Market Perspective for July 10, 2021

Equities shook off a Thursday sell-off and finished higher for the holiday-shortened week. The Nasdaq gained 0.43 percent, the S&P 500 Index 0.40 percent and the Dow Jones Industrial Average 0.24 percent. The Russell 2000 Index slipped 1.24 percent.

SPDR Utilities (XLU) climbed 1.38 percent, SPDR Materials (XLB) 1.08 percent and SPDR Industrial (XLI) 1.06 percent. SPDR Energy (XLE) fell 2.11 percent. It  was down more than twice that midweek after OPEC members could not agree on production cuts.

The minutes of the last Federal Open Market Committee meeting showed some Fed officials are worried about rising inflation. They discussed tapering earlier than anticipated. While this isn’t the view of a majority of participants, let along Federal Reserve Chairman Powell, the news weighted on stocks midweek.

The 10-year Treasury yield closed the week at 1.36 percent. iShares Barclays 20+ Year Treasury (TLT) increased 0.31 percent for the week.

The ISM services index for June came in at 60.1 percent, down from 64.0 percent in May. This indicates the economic reopening may have reached its peak. This should begin alleviating pricing pressures in the months ahead as supply chains improve.

The Job Openings and Labor Turnover Survey (JOLTS) showed 9.2 million openings in May as many businesses are still unable to fill positions.

Initial claims for unemployment were 373,000 for the week ended July 3, effectively unchanged from the prior week.

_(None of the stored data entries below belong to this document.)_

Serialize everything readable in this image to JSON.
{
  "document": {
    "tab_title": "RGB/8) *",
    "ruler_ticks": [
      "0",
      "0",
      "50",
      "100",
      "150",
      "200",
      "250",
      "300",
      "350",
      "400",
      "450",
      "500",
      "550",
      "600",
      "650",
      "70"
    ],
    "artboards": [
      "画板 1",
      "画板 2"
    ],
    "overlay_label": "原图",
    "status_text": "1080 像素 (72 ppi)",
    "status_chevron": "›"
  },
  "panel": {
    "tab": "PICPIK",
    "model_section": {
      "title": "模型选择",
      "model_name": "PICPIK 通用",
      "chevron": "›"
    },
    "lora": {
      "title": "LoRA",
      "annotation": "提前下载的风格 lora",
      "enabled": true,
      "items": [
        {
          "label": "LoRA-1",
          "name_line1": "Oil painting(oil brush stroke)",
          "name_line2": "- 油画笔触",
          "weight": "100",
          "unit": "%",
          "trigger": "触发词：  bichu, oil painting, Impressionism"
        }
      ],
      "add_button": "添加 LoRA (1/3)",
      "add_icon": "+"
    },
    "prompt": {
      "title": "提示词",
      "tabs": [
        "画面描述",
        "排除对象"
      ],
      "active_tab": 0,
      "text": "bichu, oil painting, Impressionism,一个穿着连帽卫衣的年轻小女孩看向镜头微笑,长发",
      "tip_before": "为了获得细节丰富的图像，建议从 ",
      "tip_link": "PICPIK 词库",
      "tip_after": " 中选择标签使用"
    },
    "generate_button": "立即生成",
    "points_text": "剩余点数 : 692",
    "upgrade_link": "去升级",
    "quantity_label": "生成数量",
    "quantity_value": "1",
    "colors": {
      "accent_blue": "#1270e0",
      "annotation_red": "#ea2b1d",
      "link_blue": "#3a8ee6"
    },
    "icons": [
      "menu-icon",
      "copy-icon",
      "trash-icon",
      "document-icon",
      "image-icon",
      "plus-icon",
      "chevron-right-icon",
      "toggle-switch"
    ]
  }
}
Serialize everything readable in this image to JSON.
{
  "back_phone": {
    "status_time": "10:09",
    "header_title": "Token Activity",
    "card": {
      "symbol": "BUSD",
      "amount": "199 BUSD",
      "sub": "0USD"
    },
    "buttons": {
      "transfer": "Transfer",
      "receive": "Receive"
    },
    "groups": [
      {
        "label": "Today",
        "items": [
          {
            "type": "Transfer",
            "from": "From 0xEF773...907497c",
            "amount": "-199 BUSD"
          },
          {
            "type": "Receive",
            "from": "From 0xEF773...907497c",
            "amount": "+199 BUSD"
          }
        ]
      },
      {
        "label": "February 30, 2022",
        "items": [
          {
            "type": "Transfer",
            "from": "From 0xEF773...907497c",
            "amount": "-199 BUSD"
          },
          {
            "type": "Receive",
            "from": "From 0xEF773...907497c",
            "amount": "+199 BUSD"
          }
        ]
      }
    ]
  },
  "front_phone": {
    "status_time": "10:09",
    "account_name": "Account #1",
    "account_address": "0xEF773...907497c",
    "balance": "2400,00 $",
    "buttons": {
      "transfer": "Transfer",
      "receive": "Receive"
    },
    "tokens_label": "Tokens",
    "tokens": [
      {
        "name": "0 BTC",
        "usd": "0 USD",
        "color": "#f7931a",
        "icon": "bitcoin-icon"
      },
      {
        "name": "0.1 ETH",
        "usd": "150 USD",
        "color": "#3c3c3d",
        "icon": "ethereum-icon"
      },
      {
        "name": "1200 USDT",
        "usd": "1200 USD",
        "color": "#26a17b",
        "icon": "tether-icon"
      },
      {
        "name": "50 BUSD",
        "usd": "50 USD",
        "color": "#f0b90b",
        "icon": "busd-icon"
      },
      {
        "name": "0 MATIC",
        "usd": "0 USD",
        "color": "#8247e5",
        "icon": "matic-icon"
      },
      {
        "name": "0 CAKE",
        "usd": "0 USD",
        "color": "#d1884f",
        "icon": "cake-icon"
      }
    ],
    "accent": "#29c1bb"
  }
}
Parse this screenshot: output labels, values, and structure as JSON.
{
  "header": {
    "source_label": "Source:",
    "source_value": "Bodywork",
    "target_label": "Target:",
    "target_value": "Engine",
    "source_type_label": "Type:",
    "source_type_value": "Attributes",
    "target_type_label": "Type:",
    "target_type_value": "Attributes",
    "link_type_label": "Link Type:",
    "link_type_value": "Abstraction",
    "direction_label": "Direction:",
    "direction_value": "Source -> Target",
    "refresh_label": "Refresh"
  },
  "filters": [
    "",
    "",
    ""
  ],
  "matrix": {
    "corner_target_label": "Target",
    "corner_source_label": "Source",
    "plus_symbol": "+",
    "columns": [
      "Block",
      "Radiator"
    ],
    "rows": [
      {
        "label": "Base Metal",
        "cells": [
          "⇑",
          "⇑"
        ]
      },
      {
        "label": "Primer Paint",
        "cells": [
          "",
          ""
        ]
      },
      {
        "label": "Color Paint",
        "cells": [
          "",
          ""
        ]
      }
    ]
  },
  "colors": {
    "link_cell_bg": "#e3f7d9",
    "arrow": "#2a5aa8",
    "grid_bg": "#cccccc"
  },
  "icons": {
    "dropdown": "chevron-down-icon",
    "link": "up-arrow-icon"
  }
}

iShares China Large Cap (FXI) fell 0.61 percent this week after China announced it would make it difficult for Chinese companies to list in the United States. A recently IPO’d taxi app company DiDi Global (DIDI) saw its shares down as much as 8 percent this week before recovering to a 0.91 percent loss. Chinese regulators hit the company with various fines days after its IPO, including banning its app from Chinese app stores. Unlike the prior emerging market growth cycle in the 2000s, investors may need to pay much closer attention to jurisdictional risk moving forward.